# Safe Maximum Temperature for an unpressurized EPDM-lined Storage Tank?



## cguida (Dec 7, 2008)

What is the safe maximum temperature for an EPDM-lined storage tank?

Is there a margin of error?

How will you know you have exceeded the maximum safe temperature?  How much is 'Too Hot,' and what happens if it gets too hot?

Has this ever happened?  Any first-hand accounts?

Thanks

Smee


----------



## WoodNotOil (Dec 7, 2008)

Hey smee

I try to not let it get more than in the low 170s as I have seen the high limit around 175*.  It most likely can take temps for short periods higher than that, I have heard people say they have done it without problems.  I have not heard of any liner failures yet and some people have been using the SSTS tanks for a number of years.  Anyone out there pushing the 20 year life of one?  Goodluck!


----------



## radarblip (Dec 7, 2008)

Smee,
My unpressurised tank with EPDM liner regularly sees temperatures ranging from 175 to 183 degrees, and I going on my third year with my tank.  If you google "EPDM temperature properties" some websites give you a maximum temperature of 225 degrees F., with an intermittent rating of 275 degrees F.  My experience has been that atmospheric tanks never get hotter than 185 degrees F. (At least my never has.)
Bob


----------



## in hot water (Dec 7, 2008)

What grade do you have?  This table is from one of the EPDM roofing manufacturers.  Higher grades show 300F.

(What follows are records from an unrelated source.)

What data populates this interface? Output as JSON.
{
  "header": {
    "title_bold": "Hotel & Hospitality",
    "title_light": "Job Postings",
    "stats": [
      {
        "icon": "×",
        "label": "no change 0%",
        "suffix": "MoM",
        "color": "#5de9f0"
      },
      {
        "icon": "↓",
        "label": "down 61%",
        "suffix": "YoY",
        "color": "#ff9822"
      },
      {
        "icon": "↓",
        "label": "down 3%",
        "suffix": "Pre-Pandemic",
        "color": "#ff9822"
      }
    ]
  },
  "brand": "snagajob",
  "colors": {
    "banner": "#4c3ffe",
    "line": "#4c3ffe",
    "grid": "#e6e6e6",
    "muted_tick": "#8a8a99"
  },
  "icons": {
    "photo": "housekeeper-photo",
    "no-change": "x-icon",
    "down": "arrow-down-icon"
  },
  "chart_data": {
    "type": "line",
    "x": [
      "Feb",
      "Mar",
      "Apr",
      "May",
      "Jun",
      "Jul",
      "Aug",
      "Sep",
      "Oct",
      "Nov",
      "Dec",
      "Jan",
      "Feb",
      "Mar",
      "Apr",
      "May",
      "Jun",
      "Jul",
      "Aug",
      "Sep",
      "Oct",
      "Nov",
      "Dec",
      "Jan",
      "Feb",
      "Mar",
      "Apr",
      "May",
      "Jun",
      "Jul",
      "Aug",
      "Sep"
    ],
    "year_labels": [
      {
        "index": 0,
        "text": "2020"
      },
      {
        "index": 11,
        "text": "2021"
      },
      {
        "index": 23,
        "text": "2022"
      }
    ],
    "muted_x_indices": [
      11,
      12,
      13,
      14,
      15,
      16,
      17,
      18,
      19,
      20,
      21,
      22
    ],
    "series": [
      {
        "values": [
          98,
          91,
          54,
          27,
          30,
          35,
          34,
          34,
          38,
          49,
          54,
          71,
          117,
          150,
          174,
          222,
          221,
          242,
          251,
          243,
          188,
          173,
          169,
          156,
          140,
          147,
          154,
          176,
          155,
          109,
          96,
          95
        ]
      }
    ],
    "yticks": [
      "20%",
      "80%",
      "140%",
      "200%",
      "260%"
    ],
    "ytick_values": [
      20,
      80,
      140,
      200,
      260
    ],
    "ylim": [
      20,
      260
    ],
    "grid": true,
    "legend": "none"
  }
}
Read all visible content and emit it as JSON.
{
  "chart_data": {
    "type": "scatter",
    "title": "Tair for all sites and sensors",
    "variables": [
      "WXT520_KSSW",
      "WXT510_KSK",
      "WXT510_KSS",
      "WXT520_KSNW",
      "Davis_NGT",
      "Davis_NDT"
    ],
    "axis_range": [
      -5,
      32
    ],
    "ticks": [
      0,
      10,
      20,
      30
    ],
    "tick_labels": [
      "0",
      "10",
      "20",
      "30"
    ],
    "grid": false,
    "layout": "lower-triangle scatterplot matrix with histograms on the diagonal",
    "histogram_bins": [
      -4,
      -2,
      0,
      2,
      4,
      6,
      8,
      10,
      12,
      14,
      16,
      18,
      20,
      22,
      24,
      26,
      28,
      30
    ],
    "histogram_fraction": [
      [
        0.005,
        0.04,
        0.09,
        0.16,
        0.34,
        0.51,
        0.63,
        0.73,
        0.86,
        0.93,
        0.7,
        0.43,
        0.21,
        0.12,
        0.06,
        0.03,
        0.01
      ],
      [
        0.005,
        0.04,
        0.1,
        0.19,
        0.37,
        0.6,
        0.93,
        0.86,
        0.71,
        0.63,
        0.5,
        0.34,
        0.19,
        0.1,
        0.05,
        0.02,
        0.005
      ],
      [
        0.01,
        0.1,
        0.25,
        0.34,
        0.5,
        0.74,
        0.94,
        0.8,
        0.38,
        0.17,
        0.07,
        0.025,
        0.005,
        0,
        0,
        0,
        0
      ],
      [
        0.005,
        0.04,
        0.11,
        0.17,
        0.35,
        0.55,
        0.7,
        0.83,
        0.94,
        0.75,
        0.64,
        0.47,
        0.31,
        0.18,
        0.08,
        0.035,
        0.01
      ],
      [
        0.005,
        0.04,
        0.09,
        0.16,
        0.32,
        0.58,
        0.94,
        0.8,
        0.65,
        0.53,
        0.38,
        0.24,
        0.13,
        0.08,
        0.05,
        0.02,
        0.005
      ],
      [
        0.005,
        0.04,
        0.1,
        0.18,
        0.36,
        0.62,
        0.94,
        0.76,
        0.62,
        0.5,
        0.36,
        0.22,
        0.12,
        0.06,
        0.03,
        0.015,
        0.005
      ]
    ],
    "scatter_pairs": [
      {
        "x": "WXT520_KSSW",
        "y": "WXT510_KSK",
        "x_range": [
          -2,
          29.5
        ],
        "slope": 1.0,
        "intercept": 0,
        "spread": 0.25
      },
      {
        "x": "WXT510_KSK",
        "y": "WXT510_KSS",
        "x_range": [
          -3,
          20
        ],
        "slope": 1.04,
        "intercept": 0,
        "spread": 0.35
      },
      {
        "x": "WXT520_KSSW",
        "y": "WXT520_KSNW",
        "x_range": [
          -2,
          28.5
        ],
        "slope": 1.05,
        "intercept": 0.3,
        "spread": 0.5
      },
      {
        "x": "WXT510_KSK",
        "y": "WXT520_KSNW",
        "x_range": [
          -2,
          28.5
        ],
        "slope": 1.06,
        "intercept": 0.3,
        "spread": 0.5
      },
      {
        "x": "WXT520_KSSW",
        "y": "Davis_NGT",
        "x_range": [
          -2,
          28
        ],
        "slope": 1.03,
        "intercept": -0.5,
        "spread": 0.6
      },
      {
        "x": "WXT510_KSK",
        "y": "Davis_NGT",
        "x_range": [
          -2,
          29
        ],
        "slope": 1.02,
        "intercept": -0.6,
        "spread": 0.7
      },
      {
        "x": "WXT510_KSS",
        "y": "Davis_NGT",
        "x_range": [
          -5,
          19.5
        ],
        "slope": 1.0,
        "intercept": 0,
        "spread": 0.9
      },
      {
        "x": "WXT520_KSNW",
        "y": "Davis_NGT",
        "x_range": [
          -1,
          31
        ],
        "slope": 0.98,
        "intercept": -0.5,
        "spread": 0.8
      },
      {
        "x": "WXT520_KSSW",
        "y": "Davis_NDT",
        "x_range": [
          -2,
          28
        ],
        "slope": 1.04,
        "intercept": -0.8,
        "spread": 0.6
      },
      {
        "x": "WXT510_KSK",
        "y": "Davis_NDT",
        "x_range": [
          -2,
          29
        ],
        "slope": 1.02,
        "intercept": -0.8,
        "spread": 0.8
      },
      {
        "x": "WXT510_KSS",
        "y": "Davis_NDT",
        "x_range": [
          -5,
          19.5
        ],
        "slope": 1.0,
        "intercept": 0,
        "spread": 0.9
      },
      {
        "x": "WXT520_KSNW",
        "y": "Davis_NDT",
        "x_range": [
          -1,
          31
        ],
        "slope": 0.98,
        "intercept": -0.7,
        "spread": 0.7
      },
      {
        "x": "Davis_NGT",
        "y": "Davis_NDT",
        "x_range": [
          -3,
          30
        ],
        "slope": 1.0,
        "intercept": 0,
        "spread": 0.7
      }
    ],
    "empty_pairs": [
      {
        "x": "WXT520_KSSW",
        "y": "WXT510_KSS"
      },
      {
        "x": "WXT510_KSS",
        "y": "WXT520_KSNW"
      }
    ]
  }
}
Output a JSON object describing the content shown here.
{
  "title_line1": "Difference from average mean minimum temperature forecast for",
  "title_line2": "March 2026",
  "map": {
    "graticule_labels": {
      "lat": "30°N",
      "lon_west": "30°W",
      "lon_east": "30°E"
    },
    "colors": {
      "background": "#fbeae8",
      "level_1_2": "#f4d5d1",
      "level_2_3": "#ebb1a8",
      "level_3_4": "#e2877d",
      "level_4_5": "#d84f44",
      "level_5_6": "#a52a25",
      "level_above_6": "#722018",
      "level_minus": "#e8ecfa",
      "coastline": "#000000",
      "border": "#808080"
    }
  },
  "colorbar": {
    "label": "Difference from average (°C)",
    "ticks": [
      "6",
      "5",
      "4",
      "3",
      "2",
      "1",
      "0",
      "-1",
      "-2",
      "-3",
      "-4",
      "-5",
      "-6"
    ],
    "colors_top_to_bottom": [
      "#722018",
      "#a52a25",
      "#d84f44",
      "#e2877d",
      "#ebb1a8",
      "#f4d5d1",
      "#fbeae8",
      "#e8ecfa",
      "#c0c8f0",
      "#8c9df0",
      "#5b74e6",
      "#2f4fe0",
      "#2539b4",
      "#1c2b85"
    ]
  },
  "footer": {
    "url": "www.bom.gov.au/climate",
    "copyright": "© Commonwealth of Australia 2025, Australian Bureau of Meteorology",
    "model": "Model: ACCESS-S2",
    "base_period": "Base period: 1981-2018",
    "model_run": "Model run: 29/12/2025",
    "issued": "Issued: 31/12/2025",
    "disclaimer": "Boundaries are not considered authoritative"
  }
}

There are a bunch of old Chiles Power Systems in my area.  I've worked on 3 that are 18 years old without any leaks.  Plywood tank with EPDM liners.  Many of the seals and gaskets in hydronic components are EPDM.  usually they carry a 225F temperature rating.

 hr


----------



## sweetheat (Dec 7, 2008)

My 806 SSTS EPDM storage tank has a sticker saying DO NOT EXCEED 180 DEGREES Fahrenheit. I have had temps to 169 degrees Fahrenheit top readout. If I'm concerned the temp will increase I turn the thermostat up on my in-floor radiant heat zone. sweetheat


----------



## WoodNotOil (Dec 7, 2008)

Most of us are using the firestone EPDM pond liners and I think they have the same limit as the SSTS liners (probably the same material).  I would not trust commercial ratings that don't apply to the firestone liner as they are a different product all together.


----------



## Dave T (Dec 7, 2008)

Basically EPDM with any different name on it (Firestone,Genflex,mule hide,manville) all from Carlisle, and yes there are fire rated EPDMs that suggest a higher heat rating this is what you boilers are after..Dave


----------



## heaterman (Dec 8, 2008)

Talked with the guy (I forget his name) at STSS regarding this last summer. He recommended 170* for continuous use. Max of 180*. Above that he said the life expectancy drops off rapidly. I didn;t inquire as to what exactly "rapidly" meant. At the time i was researching for a customer and thought I should get the info right from the horses mouth so to speak.


----------



## Fred61 (Dec 8, 2008)

I'm seeing online vendors offering both 45 mil and 60 mil EPDM pond liners. Is thicker better?


----------